Stage 2The Great SurrenderDay 35
A long-awaited child surrendered · 1 Samuel 1

Given back to the Lord

Hannah at the temple

Hannah had wept and prayed for a child through years of barrenness and the cruel taunting of a rival. Her longing was so deep that when she prayed in the temple, moving her lips without sound, the priest assumed she was drunk. And in that anguish she made a vow: if God would give her a son, she would give him back — set apart for the Lord's service all his life.

God heard. Samuel was born, and Hannah's empty arms were full at last. But she did not forget the vow. When the boy was weaned — barely three years old — she made the long journey back to the temple, and she left him there, the very child she had ached for, in the care of old Eli, to belong to the Lord.

What is astonishing is what she did next. Having handed over the one thing she had wanted most in the world, Hannah did not collapse in grief. She worshiped, and sang one of the great songs of Scripture. She had surrendered her treasure, and found that the Giver was even better than the gift.


For this child I prayed, and the LORD has given me my petition which I asked of him; therefore I have granted him to the LORD. As long as he lives he is granted to the LORD.

Hannah, leaving Samuel at the temple — 1 Samuel 1:27-28 (WEB)
The Invitation

Hold even your answered prayers with open hands, giving the gift back to the Giver who only ever lent it.


1 Chronicles 29:14

Who am I, and what is my people, that we should be able to offer so willingly after this sort? For all things come of you, and of your own have we given you.


The hardest things to surrender are the gifts we begged for, because once we have them they quietly become what we trust instead of God. The interior work is to remember that every gift is on loan — of your own have we given you — and to hold your treasures, even your miracles, with open hands, so the Giver stays better to you than the gift.

A Practice to Try

Name an answered prayer or cherished gift you have begun to clutch. This week, deliberately give it back to God in prayer — name it as his, on loan to you — and worship him as better than the gift.

Our disordered loves can turn a gift into an idol the moment it arrives, so the very answers we begged God for quietly become rivals to the One who gave them. Hannah held her miracle with open hands instead. All we ever return to God is what he first lent us — and a gift held loosely can never harden into a god.

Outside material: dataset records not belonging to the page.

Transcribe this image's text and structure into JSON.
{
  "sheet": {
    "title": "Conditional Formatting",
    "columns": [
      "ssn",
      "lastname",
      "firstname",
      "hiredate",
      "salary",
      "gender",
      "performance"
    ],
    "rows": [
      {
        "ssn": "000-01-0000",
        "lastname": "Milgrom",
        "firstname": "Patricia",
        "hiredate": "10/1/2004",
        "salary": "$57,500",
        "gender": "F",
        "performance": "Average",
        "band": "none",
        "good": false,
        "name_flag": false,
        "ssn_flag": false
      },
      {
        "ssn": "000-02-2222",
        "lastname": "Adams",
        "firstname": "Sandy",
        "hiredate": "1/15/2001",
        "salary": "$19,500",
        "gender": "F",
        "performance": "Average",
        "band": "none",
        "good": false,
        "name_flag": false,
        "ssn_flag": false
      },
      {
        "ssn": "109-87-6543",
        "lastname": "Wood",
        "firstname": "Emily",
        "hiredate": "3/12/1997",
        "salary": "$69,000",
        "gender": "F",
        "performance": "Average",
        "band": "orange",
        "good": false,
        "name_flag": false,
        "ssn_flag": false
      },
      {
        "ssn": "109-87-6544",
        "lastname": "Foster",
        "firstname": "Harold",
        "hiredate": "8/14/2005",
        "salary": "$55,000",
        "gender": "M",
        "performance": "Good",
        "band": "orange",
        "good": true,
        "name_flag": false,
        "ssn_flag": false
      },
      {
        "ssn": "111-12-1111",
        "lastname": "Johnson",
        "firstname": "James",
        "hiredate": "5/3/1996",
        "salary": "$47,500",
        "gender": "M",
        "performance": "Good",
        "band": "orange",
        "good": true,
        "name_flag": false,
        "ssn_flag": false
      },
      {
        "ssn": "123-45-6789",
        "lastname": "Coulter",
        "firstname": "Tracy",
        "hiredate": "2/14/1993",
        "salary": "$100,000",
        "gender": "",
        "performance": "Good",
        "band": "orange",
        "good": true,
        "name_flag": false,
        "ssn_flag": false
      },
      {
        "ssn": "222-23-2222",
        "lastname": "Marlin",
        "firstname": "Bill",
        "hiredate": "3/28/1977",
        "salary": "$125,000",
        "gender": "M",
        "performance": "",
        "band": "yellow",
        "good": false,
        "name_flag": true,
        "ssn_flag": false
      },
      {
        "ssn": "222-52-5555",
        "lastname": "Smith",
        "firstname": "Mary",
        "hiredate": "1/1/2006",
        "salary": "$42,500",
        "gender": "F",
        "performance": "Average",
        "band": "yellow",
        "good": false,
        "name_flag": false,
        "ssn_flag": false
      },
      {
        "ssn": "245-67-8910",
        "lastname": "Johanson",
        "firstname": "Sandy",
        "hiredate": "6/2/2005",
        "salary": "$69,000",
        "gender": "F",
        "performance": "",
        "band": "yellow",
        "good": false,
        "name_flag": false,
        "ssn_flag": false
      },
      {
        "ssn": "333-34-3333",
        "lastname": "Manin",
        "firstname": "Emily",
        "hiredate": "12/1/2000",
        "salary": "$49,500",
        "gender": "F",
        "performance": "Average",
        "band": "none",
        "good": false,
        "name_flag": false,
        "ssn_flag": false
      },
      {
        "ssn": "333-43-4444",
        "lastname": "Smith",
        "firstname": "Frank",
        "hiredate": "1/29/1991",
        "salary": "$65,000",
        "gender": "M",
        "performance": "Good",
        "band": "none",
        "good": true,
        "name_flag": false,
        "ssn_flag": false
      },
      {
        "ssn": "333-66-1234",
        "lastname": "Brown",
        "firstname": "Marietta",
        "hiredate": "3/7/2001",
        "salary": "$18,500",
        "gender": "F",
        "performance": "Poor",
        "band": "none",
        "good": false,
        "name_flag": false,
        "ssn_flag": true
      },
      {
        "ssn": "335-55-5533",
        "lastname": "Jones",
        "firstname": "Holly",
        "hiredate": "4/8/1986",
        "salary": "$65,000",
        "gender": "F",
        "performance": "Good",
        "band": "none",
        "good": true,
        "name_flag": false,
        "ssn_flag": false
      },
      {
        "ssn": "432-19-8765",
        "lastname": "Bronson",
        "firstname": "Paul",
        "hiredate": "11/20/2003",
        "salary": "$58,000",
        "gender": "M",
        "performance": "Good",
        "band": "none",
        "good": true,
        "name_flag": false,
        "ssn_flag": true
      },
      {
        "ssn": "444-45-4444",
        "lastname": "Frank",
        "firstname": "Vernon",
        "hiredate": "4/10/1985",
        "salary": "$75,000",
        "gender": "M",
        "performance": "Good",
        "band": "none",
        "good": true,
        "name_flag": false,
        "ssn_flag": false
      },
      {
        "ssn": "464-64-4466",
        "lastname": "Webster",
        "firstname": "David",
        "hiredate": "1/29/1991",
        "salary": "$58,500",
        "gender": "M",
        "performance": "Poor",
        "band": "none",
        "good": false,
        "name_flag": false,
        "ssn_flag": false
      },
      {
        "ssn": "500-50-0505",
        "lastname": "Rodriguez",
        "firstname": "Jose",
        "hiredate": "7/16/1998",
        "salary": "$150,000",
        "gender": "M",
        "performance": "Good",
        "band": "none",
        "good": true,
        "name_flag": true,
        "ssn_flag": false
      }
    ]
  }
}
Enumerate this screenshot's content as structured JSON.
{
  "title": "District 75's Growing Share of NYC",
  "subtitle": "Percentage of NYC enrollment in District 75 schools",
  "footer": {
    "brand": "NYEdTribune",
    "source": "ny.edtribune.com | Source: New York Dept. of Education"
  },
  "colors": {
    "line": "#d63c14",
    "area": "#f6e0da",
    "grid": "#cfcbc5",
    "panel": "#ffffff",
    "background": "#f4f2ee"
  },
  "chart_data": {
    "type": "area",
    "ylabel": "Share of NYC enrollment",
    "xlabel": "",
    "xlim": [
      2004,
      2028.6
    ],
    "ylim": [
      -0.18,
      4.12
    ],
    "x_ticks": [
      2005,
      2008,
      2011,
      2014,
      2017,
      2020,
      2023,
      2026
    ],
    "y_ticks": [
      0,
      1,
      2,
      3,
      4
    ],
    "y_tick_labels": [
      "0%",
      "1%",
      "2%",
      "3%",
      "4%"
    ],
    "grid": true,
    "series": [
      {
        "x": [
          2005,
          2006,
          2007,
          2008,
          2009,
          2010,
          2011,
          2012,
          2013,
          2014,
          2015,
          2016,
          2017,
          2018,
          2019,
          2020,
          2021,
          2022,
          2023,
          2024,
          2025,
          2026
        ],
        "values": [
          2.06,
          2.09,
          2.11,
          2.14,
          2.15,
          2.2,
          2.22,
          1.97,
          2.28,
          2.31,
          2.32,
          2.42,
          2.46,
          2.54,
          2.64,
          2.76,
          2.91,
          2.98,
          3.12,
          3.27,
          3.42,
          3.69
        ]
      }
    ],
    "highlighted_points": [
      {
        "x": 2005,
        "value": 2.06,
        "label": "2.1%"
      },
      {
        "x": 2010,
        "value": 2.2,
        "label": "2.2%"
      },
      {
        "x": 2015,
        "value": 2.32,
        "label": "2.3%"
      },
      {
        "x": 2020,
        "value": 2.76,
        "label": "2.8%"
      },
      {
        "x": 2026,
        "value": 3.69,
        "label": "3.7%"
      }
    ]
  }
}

The hardest things to surrender are the answered prayers — the very gifts we begged God for. Once we finally have them, they can quietly become the thing we trust instead of God, the treasure we would never lay back down. Hannah's greatness was that she held even her miracle with open hands, remembering the child was a gift on loan, not a possession to grip.

And notice: all we ever give God is what he first gave us. Of your own have we given you. The surrender of our gifts back to the Giver is not really loss; it is the recognition that they were always his. Is there an answered prayer you have begun to clutch — and could you, like Hannah, give it back to the Lord and still worship?

  1. What answered prayer have I begun to clutch as a possession?
  2. Do I treat my gifts as mine, or as God's on loan?
  3. Could I, like Hannah, give my treasure back and still worship?
A Prayer to Carry

Lord, all I have you first gave me. I give my gifts back into your hands, on loan from you, and I worship the Giver above the gift. Amen.